Perhaps for you. I joined in 2013, and wouldn't know half of what I do if it weren't for conversations on r/webdev and r/web_design. Such topics would have been shut down on StackOverflow because it broke some cardinal rule that nobody except people that spend all day on SO would know about.

That's just for work related things. In terms of having conversations about relationships, or sports, or new phones and tablets, I wouldn't even think of having these anywhere but Reddit.

Granted, I don't spend time on r/pics, or r/teenagers or whatever is on the front page. But I don't click the "Trending" tab on Youtube either.

It really depends on the subreddits. The smaller and more engaged the community, the better the discussions. As subreddits scale in size, the discussions get proportionally worse.
I learned Swedish by browsing r/sweden for about two years
>tell me with a straight face that that is a place where serious, well-thought discussion happens.

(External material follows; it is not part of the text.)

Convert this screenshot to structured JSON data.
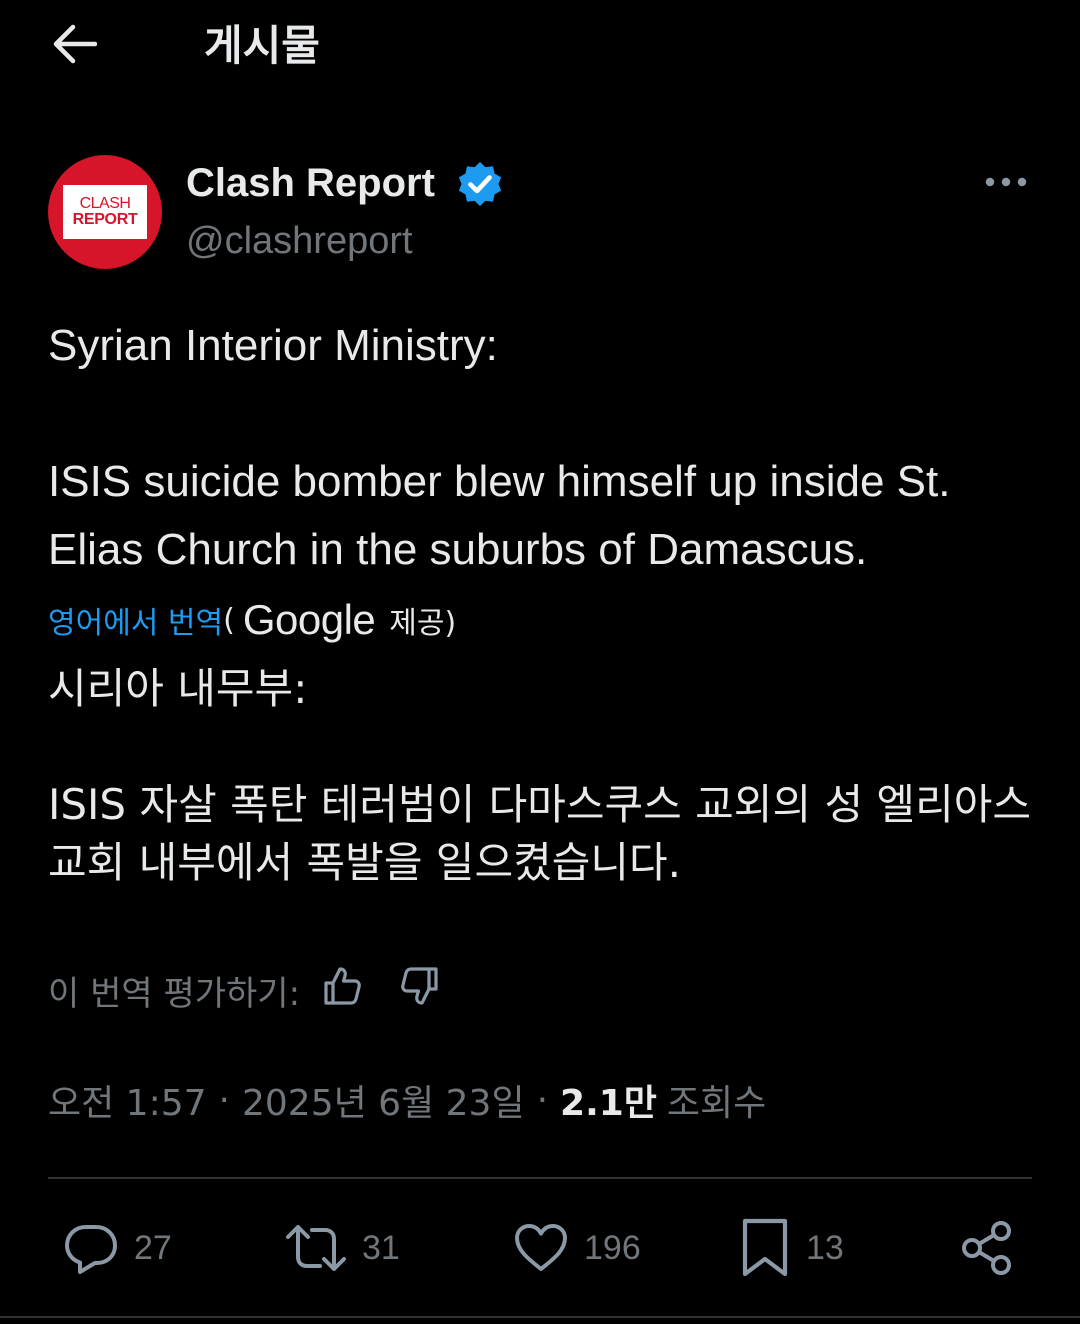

I only recently started reading HN after many years on Reddit, and even though a portion of what gets posted here is too technical and techy for me, I truly appreciate the thoughtful nature of the comments. It's quite a relief just to communicate with people who seem basically sane, mature, and intelligent.

This has always been a thing; way before all of this, default subs had the same effect, to the point where subs that were getting big would actively jockey to not become default and get ruined by popularity.
It would be interesting to sort the highest rated comments and group them based on if they originated from old reddit or new.

I suspect all of the high quality content comes from old.reddit.com.